Quand il touche à un produit, l'effet s'en fait vite sentir.

Il s'appelle Michel Swift. Vous ne le connaissez pas. C'est un des designers industriels les plus expérimentés et les plus respectés au Québec. S'il travaillait en Italie, le public se rappellerait probablement son nom. Les industriels aussi, à plus forte raison. (Ce n'est pas ce discret créateur qui le dit.)

Mais ici, malgré ses 31 ans de métier, la reconnaissance n'est jamais gagnée, les mandats sont toujours durement récoltés. Pourquoi? Marché restreint. Méconnaissance du rôle du designer industriel. Et aléas de la vie, aussi...

 

Paradoxalement, un de ses derniers projets a été réalisé pour une entreprise de New York. La firme Dangerous Music lui a confié la conception d'une télécommande pour la production sonore stéréophonique ou d'ambiance. Un ami musicien avait établi le lien.

Ce petit clavier en arc de cercle, tendu entre deux points d'appui, est muni d'une trentaine de boutons lumineux. Il est usiné dans un bloc d'aluminium, «comme Apple fabrique actuellement ses ordinateurs portables», précise Michel Swift.

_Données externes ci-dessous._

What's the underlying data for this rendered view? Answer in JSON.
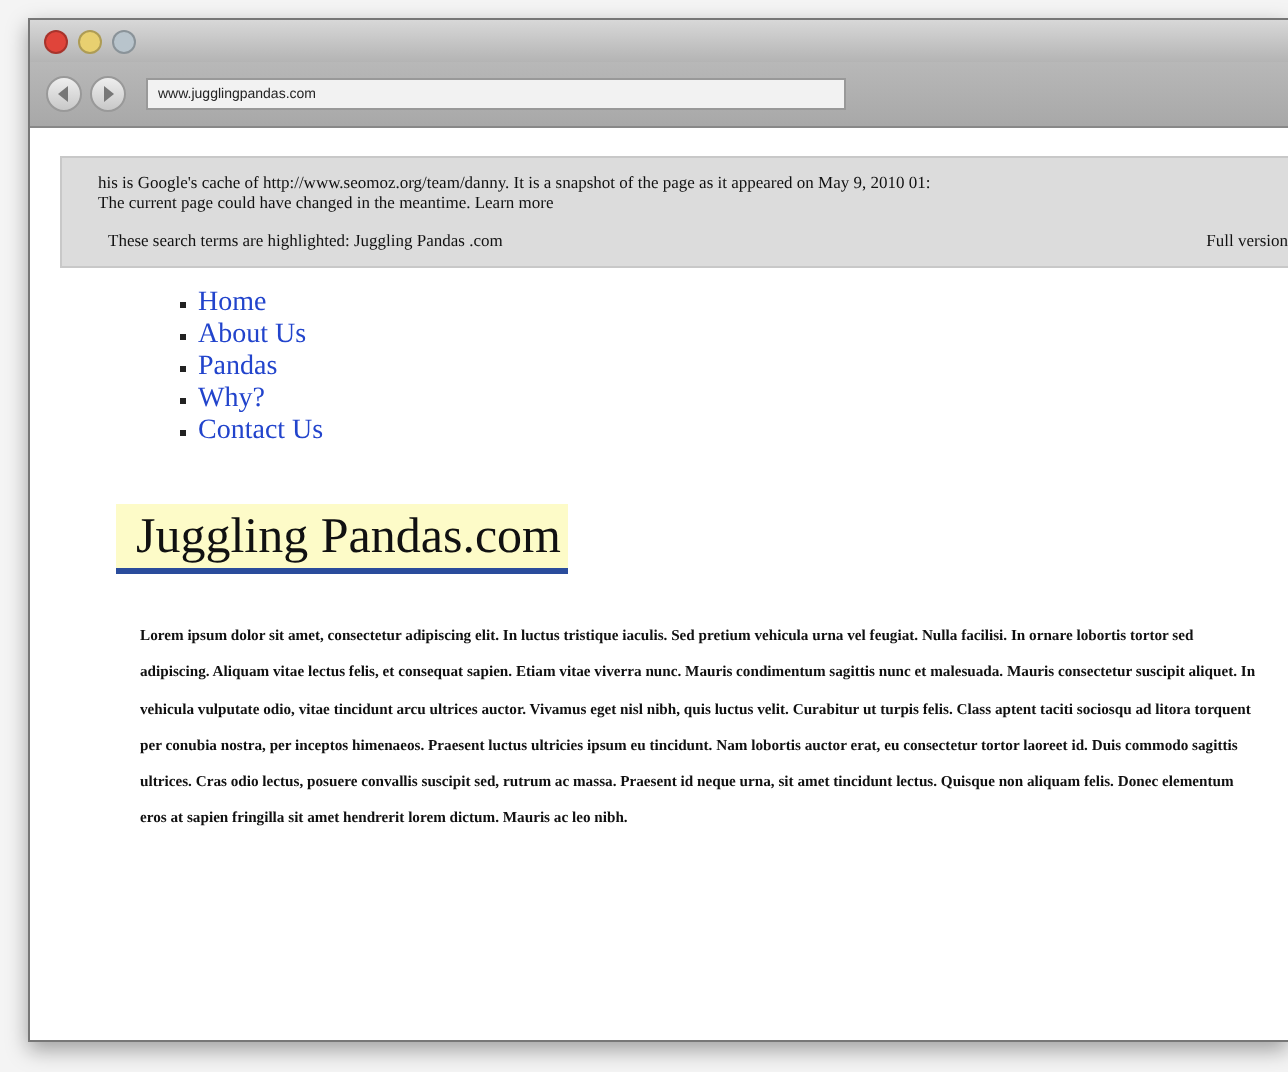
{
  "address_bar": {
    "url": "www.jugglingpandas.com"
  },
  "cache_banner": {
    "lines": [
      "his is Google's cache of http://www.seomoz.org/team/danny. It is a snapshot of the page as it appeared on May 9, 2010 01:",
      "The current page  could have changed in the meantime. Learn more"
    ],
    "terms": "These search terms are highlighted: Juggling Pandas .com",
    "full_version": "Full version"
  },
  "nav": [
    "Home",
    "About Us",
    "Pandas",
    "Why?",
    "Contact Us"
  ],
  "site_title": "Juggling Pandas.com",
  "body": "Lorem ipsum dolor sit amet, consectetur adipiscing elit. In luctus tristique iaculis. Sed pretium vehicula urna vel feugiat. Nulla facilisi. In ornare lobortis tortor sed adipiscing. Aliquam vitae lectus felis, et consequat sapien. Etiam vitae viverra nunc. Mauris condimentum sagittis nunc et malesuada. Mauris consectetur suscipit aliquet. In vehicula vulputate odio, vitae tincidunt arcu ultrices auctor. Vivamus eget nisl nibh, quis luctus velit. Curabitur ut turpis felis. Class aptent taciti sociosqu ad litora torquent per conubia nostra, per inceptos himenaeos. Praesent luctus ultricies ipsum eu tincidunt. Nam lobortis auctor erat, eu consectetur tortor laoreet id. Duis commodo sagittis ultrices. Cras odio lectus, posuere convallis suscipit sed, rutrum ac massa. Praesent id neque urna, sit amet tincidunt lectus. Quisque non aliquam felis. Donec elementum eros at sapien fringilla sit amet hendrerit lorem dictum. Mauris ac leo nibh."
}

Le designer a fait fabriquer un prototype fonctionnel pour présenter le concept aux responsables de l'entreprise. «Ils étaient ravis, raconte-t-il. C'est une petite forme courbe qui se tient bien sous la main, qui se dépose sur les genoux ou sur la console. C'est inusité.»

Bref, ils ont écarquillé les yeux. C'est généralement l'effet que produisent les projets de Michel Swift Design.

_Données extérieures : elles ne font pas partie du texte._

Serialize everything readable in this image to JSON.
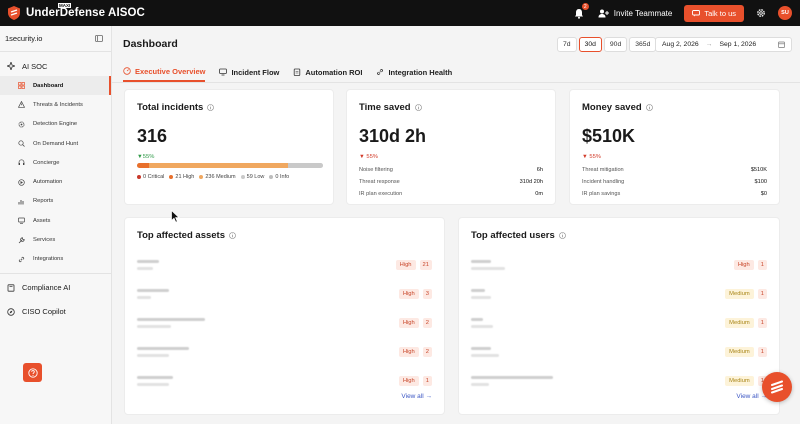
{
  "app": {
    "title": "UnderDefense AISOC",
    "badge": "MAXI"
  },
  "topbar": {
    "notifications_count": "2",
    "invite_label": "Invite Teammate",
    "talk_label": "Talk to us",
    "avatar_initials": "SU"
  },
  "sidebar": {
    "org": "1security.io",
    "group_ai_soc": "AI SOC",
    "items": [
      {
        "label": "Dashboard",
        "icon": "grid-icon"
      },
      {
        "label": "Threats & Incidents",
        "icon": "alert-icon"
      },
      {
        "label": "Detection Engine",
        "icon": "gear-icon"
      },
      {
        "label": "On Demand Hunt",
        "icon": "search-icon"
      },
      {
        "label": "Concierge",
        "icon": "headset-icon"
      },
      {
        "label": "Automation",
        "icon": "automation-icon"
      },
      {
        "label": "Reports",
        "icon": "chart-icon"
      },
      {
        "label": "Assets",
        "icon": "assets-icon"
      },
      {
        "label": "Services",
        "icon": "wrench-icon"
      },
      {
        "label": "Integrations",
        "icon": "link-icon"
      }
    ],
    "compliance": "Compliance AI",
    "ciso": "CISO Copilot"
  },
  "header": {
    "title": "Dashboard",
    "ranges": [
      "7d",
      "30d",
      "90d",
      "365d"
    ],
    "active_range": "30d",
    "date_from": "Aug 2, 2026",
    "date_to": "Sep 1, 2026"
  },
  "tabs": [
    {
      "label": "Executive Overview"
    },
    {
      "label": "Incident Flow"
    },
    {
      "label": "Automation ROI"
    },
    {
      "label": "Integration Health"
    }
  ],
  "total_incidents": {
    "title": "Total incidents",
    "value": "316",
    "delta": "55%",
    "breakdown": [
      {
        "label": "0 Critical",
        "count": 0,
        "color": "#c8392b"
      },
      {
        "label": "21 High",
        "count": 21,
        "color": "#e8702c"
      },
      {
        "label": "236 Medium",
        "count": 236,
        "color": "#f0a860"
      },
      {
        "label": "59 Low",
        "count": 59,
        "color": "#c9c9c9"
      },
      {
        "label": "0 Info",
        "count": 0,
        "color": "#bdbdbd"
      }
    ]
  },
  "time_saved": {
    "title": "Time saved",
    "value": "310d 2h",
    "delta": "55%",
    "rows": [
      {
        "label": "Noise filtering",
        "value": "6h"
      },
      {
        "label": "Threat response",
        "value": "310d 20h"
      },
      {
        "label": "IR plan execution",
        "value": "0m"
      }
    ]
  },
  "money_saved": {
    "title": "Money saved",
    "value": "$510K",
    "delta": "55%",
    "rows": [
      {
        "label": "Threat mitigation",
        "value": "$510K"
      },
      {
        "label": "Incident handling",
        "value": "$100"
      },
      {
        "label": "IR plan savings",
        "value": "$0"
      }
    ]
  },
  "top_assets": {
    "title": "Top affected assets",
    "view_all": "View all →",
    "rows": [
      {
        "severity": "High",
        "count": "21"
      },
      {
        "severity": "High",
        "count": "3"
      },
      {
        "severity": "High",
        "count": "2"
      },
      {
        "severity": "High",
        "count": "2"
      },
      {
        "severity": "High",
        "count": "1"
      }
    ]
  },
  "top_users": {
    "title": "Top affected users",
    "view_all": "View all →",
    "rows": [
      {
        "severity": "High",
        "count": "1"
      },
      {
        "severity": "Medium",
        "count": "1"
      },
      {
        "severity": "Medium",
        "count": "1"
      },
      {
        "severity": "Medium",
        "count": "1"
      },
      {
        "severity": "Medium",
        "count": "1"
      }
    ]
  },
  "colors": {
    "accent": "#e8502c",
    "link": "#3c57c4",
    "up": "#2f9a48",
    "down": "#d23c2a"
  }
}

Mais comment avait-il d'abord convaincu ces Américains de lui donner ce mandat? En leur montrant des projets électroniques et médicaux qu'il avait réalisés au fil des ans. Notamment un stéthoscope - le premier 100% électronique au monde - auquel il avait travaillé au début des années 90. Lui et son associé d'alors avaient eu vent du projet de chercheurs québécois. Ils se sont proposés pour procurer une forme et des fonctions à ce qui n'était encore qu'un assemblage hétéroclite de fils et de circuits. Ils n'avaient qu'une chance de faire une bonne première impression, et ils ne l'ont pas ratée. Lors d'un repas d'affaires aux allures de quitte ou double, les deux designers ont dévoilé une maquette préliminaire.

Les clients ont écarquillé de grands yeux.

On trouve dans ce stéthoscope un petit exemple des solutions élégantes et fonctionnelles, typiques de Swift. Les deux branches des oreillettes sont moulées dans un plastique à effet de mémoire, qui procure l'action de ressort nécessaire au maintien de l'appareil sur la tête. Cette tension est ajustable grâce à un manchon fileté qui, s'élevant ou s'abaissant à la base des branches, en augmente ou en diminue le pincement.

 

Photo fournie par Dangerous Music

Le concept a été cédé à Hewlett-Packard, qui l'a mis en production.

Entre 2003 et 2007, Michel Swift a revampé l'image, les locaux et les produits du fabricant de meubles québécois Québéco. Les meubles à assembler Azura (une nouvelle marque mieux accueillie aux États-Unis et dans l'Ouest) ont surpris par leur simplicité, leur solidité, leur élégance.

Les ventes ont bondi de 40% en un an. Les dirigeants ont écarquillé de grands yeux. Trop grands, peut-être: l'entreprise a déposé son bilan en 2007 pour mauvaise gestion.

Pour Michel Swift, trois années de travail se sont évaporées. «On a perdu une partie de nos honoraires», déplore-t-il.

Mais il n'abandonne pas. «On ne peut pas attendre que le téléphone sonne, dit-il. Il faut créer les occasions.»

C'est ce qu'il a fait. En 2007, avec sa conjointe, la designer d'intérieur Geneviève Cyr, il a ouvert la boutique Jamais assez, sur le boulevard Saint-Laurent, à Montréal. Ils se sont donné la vocation d'offrir les (trop rares) produits conçus et fabriqués par des designers industriels québécois.

On y voit les premiers modèles d'une nouvelle collection de meubles vivement colorés que Michel Swift a entrepris de mettre en production: des bibliothèques pour conserver ses précieux magazines National Geographic - jaunes, comme il se doit.

Entre-temps, il sème patiemment les prochains mandats.